Population Health Navigator

All PositionsGreenwood, SC
Onsite

About The Position

The Population Health Navigator (PHN) plays a key role in advancing Self Regional Healthcare’s mission to improve patient outcomes and reduce healthcare costs through proactive, patient-centered care. Working as part of the Accountable Care team, the PHN supports Chronic Care Management (CCM) by identifying, engaging, and managing patients with complex and/or multiple chronic conditions. The PHN collaborates closely with providers, care managers, and other interdisciplinary team members to address clinical and non-clinical needs, coordinate services across the care continuum, and support patients in achieving self-management goals.
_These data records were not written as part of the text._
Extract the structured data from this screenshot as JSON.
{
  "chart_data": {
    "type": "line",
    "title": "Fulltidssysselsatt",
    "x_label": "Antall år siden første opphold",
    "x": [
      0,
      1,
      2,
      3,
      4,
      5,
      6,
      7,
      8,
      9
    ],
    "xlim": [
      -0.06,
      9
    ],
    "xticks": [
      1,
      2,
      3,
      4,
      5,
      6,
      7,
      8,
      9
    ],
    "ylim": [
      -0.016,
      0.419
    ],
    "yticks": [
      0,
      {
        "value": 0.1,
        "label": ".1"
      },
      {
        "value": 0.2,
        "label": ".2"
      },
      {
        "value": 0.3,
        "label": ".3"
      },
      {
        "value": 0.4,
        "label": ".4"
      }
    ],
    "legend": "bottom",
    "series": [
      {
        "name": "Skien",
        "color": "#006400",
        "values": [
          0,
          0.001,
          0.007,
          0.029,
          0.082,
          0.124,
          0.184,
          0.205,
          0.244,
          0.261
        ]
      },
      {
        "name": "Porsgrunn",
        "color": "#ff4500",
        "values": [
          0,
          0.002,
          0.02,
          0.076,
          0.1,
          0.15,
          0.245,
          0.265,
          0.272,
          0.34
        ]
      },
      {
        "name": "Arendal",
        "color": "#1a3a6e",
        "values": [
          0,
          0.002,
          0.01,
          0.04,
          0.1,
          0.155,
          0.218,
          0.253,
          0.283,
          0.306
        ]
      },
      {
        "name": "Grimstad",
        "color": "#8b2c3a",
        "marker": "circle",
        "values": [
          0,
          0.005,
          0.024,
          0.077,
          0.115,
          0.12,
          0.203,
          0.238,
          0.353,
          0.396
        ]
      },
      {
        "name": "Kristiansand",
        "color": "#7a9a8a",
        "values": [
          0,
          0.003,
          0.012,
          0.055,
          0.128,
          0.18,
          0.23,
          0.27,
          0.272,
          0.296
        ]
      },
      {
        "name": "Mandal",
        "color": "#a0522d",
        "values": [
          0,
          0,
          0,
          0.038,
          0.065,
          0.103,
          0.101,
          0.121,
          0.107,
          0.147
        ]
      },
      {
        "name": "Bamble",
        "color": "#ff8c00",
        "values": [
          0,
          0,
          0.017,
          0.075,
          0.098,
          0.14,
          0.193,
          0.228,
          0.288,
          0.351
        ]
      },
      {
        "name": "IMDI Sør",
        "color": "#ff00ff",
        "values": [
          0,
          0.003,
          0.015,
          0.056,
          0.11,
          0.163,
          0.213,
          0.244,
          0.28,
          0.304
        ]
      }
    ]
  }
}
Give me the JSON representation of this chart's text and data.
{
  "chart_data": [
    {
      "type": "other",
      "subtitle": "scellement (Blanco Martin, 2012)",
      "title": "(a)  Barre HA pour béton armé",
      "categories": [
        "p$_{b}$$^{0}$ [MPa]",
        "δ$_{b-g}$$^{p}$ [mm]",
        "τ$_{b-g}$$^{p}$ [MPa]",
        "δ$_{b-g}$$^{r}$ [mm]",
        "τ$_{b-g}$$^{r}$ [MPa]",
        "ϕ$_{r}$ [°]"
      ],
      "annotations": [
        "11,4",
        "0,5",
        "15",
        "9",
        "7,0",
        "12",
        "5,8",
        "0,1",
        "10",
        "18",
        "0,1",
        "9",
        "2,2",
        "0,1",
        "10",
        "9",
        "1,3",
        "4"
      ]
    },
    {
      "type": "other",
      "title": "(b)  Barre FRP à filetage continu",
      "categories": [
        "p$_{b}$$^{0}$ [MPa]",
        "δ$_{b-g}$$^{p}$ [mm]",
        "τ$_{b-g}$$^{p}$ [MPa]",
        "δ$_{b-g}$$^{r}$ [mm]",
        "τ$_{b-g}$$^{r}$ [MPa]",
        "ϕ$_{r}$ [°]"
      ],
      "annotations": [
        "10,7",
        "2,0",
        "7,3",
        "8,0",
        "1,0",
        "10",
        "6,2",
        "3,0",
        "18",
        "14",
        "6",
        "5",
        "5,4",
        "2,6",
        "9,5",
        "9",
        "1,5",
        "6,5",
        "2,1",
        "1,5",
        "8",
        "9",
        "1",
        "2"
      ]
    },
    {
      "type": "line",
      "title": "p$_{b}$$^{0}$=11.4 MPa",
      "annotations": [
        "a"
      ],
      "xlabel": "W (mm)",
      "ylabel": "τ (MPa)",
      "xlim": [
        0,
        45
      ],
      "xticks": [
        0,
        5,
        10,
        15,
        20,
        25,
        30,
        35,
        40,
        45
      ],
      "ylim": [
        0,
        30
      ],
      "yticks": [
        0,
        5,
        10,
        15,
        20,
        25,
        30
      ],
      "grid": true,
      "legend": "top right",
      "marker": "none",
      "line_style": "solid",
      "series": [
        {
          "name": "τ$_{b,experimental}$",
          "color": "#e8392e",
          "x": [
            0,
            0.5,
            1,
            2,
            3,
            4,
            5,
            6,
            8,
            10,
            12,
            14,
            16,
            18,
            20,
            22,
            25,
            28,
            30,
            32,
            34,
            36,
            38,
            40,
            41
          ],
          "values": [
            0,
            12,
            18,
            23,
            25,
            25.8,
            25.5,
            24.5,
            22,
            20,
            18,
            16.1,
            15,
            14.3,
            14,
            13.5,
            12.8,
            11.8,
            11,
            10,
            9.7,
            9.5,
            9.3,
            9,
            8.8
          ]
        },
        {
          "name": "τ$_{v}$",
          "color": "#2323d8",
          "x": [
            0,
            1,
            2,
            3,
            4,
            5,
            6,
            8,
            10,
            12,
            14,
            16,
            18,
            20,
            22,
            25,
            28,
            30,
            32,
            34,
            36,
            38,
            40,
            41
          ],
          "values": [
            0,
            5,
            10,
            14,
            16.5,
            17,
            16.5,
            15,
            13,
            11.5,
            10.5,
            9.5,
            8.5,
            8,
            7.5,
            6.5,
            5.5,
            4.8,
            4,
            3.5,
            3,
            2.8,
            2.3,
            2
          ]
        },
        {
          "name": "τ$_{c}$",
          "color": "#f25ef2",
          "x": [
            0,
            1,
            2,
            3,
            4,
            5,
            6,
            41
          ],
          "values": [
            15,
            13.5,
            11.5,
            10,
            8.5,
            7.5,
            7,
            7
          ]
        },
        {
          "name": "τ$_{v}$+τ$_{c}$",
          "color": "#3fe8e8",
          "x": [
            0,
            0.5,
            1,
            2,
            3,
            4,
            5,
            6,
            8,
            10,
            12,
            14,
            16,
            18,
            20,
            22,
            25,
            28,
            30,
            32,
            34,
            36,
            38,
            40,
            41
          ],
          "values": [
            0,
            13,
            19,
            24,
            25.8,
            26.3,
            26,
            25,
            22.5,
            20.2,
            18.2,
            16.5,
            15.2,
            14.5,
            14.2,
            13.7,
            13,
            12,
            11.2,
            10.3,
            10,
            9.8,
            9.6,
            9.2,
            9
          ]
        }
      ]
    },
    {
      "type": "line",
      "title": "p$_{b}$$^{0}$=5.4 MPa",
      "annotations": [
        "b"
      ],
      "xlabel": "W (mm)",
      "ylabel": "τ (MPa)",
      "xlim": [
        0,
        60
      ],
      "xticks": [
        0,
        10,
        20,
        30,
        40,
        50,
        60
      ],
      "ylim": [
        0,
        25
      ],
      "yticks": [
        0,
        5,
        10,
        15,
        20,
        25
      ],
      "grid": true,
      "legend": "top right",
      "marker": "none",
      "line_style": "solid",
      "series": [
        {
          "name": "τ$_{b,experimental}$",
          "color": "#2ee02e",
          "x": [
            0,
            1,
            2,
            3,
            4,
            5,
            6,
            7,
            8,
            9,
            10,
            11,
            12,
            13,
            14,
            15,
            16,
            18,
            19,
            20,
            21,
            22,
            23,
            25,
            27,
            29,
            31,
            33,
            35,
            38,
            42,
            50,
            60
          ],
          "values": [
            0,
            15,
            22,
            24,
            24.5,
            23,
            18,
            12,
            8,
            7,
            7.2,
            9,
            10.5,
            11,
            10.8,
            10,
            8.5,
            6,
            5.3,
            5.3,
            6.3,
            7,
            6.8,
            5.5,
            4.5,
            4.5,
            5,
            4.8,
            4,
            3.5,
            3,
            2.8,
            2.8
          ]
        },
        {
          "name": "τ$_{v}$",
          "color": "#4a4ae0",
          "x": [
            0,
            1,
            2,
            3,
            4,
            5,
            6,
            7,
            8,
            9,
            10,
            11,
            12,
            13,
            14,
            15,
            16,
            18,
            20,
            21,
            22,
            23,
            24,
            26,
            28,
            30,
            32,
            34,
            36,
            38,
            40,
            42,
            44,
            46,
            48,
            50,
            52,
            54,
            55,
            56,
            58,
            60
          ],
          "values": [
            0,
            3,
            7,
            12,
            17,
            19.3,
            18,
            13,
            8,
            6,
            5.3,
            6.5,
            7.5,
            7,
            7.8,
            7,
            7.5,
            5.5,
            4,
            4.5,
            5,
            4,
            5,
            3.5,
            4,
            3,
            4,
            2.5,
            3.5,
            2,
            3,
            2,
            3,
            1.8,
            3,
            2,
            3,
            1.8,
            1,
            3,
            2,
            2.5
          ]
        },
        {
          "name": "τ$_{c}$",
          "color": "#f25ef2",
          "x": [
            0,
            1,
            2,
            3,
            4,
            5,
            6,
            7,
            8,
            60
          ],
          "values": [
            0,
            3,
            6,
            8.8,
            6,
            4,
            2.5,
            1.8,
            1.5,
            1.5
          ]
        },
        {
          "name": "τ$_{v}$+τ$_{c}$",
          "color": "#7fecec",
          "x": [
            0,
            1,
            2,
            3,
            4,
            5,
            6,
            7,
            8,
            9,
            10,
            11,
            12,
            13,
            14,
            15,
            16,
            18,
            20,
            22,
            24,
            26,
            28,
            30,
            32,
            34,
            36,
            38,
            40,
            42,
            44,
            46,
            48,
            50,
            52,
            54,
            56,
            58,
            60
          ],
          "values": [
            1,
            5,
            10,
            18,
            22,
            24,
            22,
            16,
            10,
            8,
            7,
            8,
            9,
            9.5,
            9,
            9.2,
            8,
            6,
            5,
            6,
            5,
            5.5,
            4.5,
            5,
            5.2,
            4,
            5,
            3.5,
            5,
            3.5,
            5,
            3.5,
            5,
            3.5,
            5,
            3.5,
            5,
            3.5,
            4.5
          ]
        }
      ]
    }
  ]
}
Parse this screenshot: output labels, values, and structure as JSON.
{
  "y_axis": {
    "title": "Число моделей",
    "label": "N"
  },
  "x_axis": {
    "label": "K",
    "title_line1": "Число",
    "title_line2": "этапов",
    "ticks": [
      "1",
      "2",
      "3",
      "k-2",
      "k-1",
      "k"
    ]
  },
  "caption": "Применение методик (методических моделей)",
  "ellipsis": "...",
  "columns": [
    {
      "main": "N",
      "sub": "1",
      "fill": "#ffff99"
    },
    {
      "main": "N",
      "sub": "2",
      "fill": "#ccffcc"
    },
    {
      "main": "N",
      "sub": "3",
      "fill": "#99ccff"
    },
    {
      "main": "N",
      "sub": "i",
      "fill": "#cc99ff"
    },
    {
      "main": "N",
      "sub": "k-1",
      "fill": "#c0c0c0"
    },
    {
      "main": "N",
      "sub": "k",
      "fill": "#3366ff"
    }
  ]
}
This position requires strong communication skills, clinical knowledge, and a commitment to improving the health of targeted patient populations.

Requirements

  • High School diploma or equivalent
  • CMA or LPN certification required
  • Minimum of 3 years of healthcare or community health experience, preferably in care coordination, case management, or chronic disease management
  • Strong understanding of chronic conditions such as diabetes, hypertension, heart failure, and COPD
  • Proficient in EHR systems and Microsoft Office Suite
  • Excellent interpersonal and communication skills
  • Ability to work independently while functioning as part of a collaborative team

Nice To Haves

  • Experience in an Accountable Care Organization (ACO) or value-based care environment
  • Knowledge of Medicare Chronic Care Management program requirements
  • Bilingual skills (English/Spanish) a plus

Responsibilities

  • Identifying, engaging, and managing patients with complex and/or multiple chronic conditions.
  • Collaborating closely with providers, care managers, and other interdisciplinary team members to address clinical and non-clinical needs.
  • Coordinating services across the care continuum.
  • Supporting patients in achieving self-management goals.